There have even been reports of Nilgiri martens hunting chevrotains, monitor lizards, crows, Indian giant squirrels, and cicadas. They have also been known to consume nectar in the form of honey.
The martens of Nilgiri are partially frugivorous and insectivorous. They are good hunters and also kill and consume small mammals and birds. It has also been recorded that Nilgiri martens hunt chevrotains, monitor lizards, crows, Indian giant squirrels, and cicadas. They were also known to eat nectar in the form of honey.
Martens is omnivorous
The martens of Nilgiri are partially frugivorous and insectivorous. They good hunters and also kill and consume small mammals and birds.

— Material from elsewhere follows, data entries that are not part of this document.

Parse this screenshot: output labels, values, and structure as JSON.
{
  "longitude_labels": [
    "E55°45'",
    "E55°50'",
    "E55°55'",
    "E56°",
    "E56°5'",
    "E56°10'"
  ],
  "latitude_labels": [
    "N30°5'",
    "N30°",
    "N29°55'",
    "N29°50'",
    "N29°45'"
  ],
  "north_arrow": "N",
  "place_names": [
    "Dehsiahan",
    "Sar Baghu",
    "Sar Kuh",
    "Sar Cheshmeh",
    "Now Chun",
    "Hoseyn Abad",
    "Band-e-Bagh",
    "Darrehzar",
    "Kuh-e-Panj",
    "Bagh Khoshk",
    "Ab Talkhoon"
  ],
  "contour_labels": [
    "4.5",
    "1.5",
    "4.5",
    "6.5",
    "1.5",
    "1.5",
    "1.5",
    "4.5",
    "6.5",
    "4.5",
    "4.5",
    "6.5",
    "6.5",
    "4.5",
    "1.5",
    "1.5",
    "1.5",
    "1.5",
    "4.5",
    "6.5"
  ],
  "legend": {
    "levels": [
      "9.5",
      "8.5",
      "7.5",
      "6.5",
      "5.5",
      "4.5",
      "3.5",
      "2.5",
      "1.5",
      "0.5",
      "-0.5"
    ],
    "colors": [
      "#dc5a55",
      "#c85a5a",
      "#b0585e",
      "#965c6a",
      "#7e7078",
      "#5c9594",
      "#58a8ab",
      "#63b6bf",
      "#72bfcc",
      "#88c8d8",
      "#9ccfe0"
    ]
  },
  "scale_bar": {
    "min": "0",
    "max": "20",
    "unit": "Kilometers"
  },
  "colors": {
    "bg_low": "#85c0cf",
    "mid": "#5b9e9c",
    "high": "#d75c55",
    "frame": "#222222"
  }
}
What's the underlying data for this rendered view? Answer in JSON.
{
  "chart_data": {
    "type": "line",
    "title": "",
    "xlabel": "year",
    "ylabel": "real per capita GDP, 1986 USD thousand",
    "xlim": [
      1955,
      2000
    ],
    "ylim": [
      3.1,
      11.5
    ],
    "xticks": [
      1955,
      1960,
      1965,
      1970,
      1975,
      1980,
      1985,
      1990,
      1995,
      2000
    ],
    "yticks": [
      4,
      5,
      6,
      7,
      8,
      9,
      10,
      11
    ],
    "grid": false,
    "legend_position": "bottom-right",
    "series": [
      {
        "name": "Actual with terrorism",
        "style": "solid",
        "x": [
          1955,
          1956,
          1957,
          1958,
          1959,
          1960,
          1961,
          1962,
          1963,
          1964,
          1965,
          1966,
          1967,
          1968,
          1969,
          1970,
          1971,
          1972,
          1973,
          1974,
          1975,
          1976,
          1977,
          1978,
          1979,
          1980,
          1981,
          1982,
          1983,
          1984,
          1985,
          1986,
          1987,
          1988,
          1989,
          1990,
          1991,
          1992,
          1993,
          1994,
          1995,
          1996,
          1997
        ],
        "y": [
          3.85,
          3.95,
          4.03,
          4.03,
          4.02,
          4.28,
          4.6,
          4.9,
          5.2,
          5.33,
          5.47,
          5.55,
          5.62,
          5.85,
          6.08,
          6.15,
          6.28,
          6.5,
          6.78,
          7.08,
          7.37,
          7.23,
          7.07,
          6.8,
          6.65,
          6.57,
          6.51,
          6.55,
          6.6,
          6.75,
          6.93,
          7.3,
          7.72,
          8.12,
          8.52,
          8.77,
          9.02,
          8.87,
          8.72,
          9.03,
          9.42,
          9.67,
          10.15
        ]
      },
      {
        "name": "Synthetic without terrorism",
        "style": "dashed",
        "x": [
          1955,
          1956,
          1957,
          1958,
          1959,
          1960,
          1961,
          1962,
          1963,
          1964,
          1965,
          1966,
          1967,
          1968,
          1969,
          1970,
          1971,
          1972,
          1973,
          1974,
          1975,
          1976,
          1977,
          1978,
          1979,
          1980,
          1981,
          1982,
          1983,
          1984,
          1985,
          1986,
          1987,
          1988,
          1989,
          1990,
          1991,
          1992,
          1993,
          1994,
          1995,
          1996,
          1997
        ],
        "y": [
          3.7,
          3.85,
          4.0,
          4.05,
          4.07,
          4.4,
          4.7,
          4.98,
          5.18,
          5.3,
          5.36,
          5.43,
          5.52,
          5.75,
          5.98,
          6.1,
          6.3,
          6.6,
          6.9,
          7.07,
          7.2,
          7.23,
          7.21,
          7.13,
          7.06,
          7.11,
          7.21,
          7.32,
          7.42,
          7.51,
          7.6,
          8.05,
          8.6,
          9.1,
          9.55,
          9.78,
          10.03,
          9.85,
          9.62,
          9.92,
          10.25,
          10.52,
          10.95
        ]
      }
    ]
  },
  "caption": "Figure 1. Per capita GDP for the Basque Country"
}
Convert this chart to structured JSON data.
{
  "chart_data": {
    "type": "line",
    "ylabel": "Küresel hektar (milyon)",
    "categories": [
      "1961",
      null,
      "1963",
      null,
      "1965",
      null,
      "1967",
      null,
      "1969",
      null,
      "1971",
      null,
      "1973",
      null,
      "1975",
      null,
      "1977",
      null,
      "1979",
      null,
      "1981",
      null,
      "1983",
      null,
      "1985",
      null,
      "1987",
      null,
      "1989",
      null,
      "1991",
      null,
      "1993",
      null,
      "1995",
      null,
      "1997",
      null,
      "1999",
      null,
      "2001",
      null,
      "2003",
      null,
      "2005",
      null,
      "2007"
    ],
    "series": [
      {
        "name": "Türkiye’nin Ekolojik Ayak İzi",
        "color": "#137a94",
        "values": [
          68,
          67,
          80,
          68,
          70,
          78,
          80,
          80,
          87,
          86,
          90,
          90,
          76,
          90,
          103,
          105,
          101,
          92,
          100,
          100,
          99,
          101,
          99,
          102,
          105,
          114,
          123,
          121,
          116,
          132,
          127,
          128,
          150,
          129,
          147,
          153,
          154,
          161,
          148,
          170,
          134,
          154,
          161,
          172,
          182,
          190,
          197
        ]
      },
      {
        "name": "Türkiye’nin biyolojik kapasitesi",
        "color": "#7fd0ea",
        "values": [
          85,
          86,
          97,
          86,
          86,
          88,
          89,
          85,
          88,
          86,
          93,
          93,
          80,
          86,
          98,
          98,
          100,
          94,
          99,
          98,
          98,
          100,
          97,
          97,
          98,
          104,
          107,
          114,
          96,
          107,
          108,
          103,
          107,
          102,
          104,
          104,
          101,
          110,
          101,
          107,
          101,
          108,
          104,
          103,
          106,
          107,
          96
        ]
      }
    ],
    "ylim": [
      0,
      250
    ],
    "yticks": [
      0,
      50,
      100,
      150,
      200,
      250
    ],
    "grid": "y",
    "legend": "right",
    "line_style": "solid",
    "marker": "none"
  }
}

It has also been recorded that Nilgiri martens hunt chevrotains, monitor lizards, crows, Indian giant squirrels, and cicadas. They were also known to eat nectar in the form of honey. Predation of
Martens of Nilgiri have no known natural predators.
However, as a small carnivore, it may be vulnerable to predation by any major predator in the region. Large predators in the western ghats of southern India include leopards, sloth bears, dholes and tigers. Roles of the ecosystem
Mustelids primarily influence their ecosystem through its effects on the prey population.
Given their strong associations with structural complexity in forests, martens and fishers are often used as useful forest health barometers and have been used as ecological indicators, flagships and umbrella species in different parts of the world, especially in the United States, Canada and Scandinavia.
As a result, efforts to successfully conserve and manage martens and fishers have also been made.
Martens of Nilgiri has been confirmed to be hunted for human consumption. However, due to the unusual existence of the species, Nilgiri martens is unlikely to be an important food source.
It is also doubtful that the fur of the Nilgiri martens is of value, as the fur of its closest relatives, the yellow-throated martens, is known to be of little value. Economic Value for People: Negative
Nilgiri martens have been recorded to have invaded local beehives and have therefore been considered to be pests by local bee farmers.
The shortage of Nilgiri martens, however, leads researchers to believe that the effect on the local honey industry is limited.